The film does have some winsome moments, as when Jane initiates Wild Thing
in the mysteries of sex, or in the many scenes in which Sayles embraces the
individualistic weirdness of the street-culture. However, at no point is it any competition
for Sayles’ better film on this theme, THE BROTHER FROM ANOTHER PLANET.
EASY WHEELS also has the feel of a romp, though it’s
more purely a comic take on the nearly extinct genre of the biker-film. Many of these films pit destructive,
hell-bent-for-leather “bad bikers” against relatively “good” riders of the open
road, and EASY WHEELS takes one cue from these.
It also takes a cue from a handful of female-biker films, though most if
not all of these stick close to the naturalistic.
EASY’s one touch of the metaphenomenal hinges upon
its main (and villainous) character, She-Wolf (Eileen Davidson), for she’s
presented as a feral child raised by wolves.
Her background doesn't give She-Wolf any special abilities or cause her to wear unusual attire, but her experience with the wolves somehow convinces her to found her own tribe of lesbian warriors, apparently modeled on the example of the archaic Amazons. The film spends no time with questions as to how She-Wolf became a functioning
human being, or how she gathered together a gang of lesbian bikers. In contrast to the matriarchal Amazons, who slept with men from other tribes in order to spawn girl babies—while getting
rid of the boys along the way—She-Wolf’s group sells the boy babies to
black-market adoption agencies and plans to raise the girls to found their new
nation under Lesbos.
As noted above, all of this is pursued in very
light-hearted fashion. In deference to the growth of “tough girls” in the
movies of the 1980s, all of the biker-amazons are as tough as nails, and they
pretty much ride roughshod over all of their opponents, including a gang of goodguy male bikers, known as the Bourne Losers, and led by "Bruce" (Paul Le Mat). She-Wolf’s only
vulnerability is that she falls in love with Bruce. In
order to scratch this unexpected hetero itch, She-Wolf convinces her lesbo
buddies to emulate the ancient Amazons and have a mass orgy with the guys,
purely to produce some girl babies of their own. The lesbians find out about She-Wolf’s
“fbrbidden love” and force her to return to baby-stealing, thus setting up the
final battle—which the guys only win by dumb luck.

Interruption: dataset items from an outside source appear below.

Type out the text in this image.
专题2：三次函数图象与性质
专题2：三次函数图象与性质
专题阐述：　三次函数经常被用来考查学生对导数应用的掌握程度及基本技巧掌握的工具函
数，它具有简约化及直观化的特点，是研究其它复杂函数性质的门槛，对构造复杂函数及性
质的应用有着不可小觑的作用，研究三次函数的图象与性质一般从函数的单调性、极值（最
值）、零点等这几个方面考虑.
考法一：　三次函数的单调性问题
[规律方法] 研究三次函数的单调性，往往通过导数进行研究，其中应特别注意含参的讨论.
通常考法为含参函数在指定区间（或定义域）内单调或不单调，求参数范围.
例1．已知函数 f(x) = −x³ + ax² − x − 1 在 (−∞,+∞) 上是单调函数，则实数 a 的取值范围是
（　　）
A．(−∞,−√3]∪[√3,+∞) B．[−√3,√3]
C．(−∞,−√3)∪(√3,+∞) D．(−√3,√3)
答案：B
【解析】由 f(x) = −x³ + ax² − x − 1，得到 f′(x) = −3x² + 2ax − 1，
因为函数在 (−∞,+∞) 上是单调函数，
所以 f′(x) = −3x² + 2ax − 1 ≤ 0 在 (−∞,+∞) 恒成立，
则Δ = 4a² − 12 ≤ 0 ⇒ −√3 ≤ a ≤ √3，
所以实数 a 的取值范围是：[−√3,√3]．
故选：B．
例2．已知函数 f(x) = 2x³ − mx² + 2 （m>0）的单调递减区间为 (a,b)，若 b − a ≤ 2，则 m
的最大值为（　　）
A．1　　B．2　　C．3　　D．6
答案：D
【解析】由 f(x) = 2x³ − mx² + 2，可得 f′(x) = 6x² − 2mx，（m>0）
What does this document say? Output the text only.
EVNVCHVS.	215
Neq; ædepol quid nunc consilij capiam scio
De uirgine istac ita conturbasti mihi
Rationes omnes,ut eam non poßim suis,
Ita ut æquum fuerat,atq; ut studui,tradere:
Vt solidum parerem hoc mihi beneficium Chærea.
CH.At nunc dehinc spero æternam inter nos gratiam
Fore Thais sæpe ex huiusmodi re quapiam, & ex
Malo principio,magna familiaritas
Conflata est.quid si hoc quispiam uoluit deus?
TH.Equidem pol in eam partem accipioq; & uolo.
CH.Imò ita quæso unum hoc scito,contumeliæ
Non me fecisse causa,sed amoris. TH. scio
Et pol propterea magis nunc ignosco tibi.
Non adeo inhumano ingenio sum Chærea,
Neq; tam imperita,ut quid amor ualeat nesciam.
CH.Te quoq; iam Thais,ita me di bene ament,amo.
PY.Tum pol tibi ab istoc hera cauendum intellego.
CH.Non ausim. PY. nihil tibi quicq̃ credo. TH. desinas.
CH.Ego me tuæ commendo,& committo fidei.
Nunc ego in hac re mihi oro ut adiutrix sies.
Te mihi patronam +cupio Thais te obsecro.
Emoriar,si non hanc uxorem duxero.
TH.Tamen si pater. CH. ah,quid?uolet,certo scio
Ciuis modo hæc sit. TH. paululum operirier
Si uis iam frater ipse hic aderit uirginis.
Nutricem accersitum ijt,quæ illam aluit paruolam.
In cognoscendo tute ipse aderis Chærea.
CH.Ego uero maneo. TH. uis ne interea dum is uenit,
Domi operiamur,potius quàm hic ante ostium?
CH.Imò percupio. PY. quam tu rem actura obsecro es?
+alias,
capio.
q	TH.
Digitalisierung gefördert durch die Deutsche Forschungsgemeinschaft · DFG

EASY WHEELS is largely enjoyable for its slapstick
fight-scenes and the minor wit of its setup.
Despite the mentions of lesbianism this is at best a PG film, most of
which could run unedited on any mainstream TV channel. One of its scripters was Sam Raimi, who would become bettter known as a director and as a producer for a much better-known amazon-adventure, 1995's XENA WARRIOR PRINCESS.